The Horn of Africa countries require massive investments in climate change adaptation in order to minimize the negative impact of extreme weather events on livelihoods, experts said in Nairobi on Friday ahead of the Africa Climate Week slated for September 26 to 29.
Abubakr Salih Babiker, a climate scientist from the World Meteorological Organization (WMO) said that strengthening the climate resilience of communities in the region hinges on ramping up adaptation financing.
“What is required urgently is adaptation financing that promotes reforestation, use of clean energy and protection of water sources in order to strengthen the resilience of local communities,” he added.
The Inter-Governmental Authority on Development (IGAD) convened the webinar to discuss the growing climate crisis in the Horn of Africa region that has taken a toll on economies, livelihoods and ecosystems.
Babiker said that taking stock of the negative impacts of climate change in the region is key to strengthening its bargaining for adaptation finance at the UN Climate Change Conference to be held in Glasgow, Scotland from Oct. 31 to Nov. 12.

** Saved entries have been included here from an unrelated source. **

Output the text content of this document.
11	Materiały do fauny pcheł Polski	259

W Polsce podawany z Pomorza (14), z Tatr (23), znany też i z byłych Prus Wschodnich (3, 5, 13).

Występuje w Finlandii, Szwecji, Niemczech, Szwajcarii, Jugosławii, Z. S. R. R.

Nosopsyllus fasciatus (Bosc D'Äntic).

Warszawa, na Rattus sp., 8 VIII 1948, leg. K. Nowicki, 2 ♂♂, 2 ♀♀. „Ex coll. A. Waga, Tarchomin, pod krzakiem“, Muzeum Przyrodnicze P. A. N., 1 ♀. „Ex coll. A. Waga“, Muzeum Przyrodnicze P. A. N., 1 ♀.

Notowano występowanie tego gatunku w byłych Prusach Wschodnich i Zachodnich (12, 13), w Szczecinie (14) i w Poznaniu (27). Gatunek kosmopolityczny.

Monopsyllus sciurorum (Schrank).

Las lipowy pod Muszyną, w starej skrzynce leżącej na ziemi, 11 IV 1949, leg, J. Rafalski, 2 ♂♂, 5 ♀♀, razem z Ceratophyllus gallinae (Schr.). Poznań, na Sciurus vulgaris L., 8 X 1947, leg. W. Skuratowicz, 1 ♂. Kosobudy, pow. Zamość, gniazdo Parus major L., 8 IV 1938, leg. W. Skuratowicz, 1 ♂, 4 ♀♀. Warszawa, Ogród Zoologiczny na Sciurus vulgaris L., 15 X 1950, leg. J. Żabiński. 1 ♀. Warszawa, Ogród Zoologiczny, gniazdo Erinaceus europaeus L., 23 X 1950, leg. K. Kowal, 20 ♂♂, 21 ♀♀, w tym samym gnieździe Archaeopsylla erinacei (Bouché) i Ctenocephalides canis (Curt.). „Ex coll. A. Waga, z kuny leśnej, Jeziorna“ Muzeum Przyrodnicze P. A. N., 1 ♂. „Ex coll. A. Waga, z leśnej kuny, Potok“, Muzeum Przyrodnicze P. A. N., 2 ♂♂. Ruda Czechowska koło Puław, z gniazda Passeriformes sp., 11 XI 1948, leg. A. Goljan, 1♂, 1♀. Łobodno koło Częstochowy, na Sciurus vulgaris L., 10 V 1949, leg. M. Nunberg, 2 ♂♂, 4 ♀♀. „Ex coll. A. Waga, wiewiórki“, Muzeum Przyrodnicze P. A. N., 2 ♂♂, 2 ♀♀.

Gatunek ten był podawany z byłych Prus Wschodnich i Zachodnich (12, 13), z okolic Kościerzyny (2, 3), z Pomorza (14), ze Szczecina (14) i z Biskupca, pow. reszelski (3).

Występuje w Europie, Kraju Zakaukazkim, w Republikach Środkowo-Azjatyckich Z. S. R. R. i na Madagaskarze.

He said that investing in early warning and infrastructure to support rainwater harvesting is key to enhancing the resilience of subsistence farmers and nomads in the Horn of Africa region.
Alex Cook, East African regional climate adviser for the UK government, said that governments should prioritize investments in adaptation and resilience programs including renewable energy and regeneration of landscapes.
Cook said that phasing out of fossil fuels like coal combined with green mobility, knowledge sharing on climate-smart farming is key to strengthening the resilience at the grassroots level.
Stella Aura, director at Kenya Meteorological Department (KMD) said that revamping weather forecasting technology in the region is key to help governments protect key economic sectors like agriculture and tourism from looming climate disasters.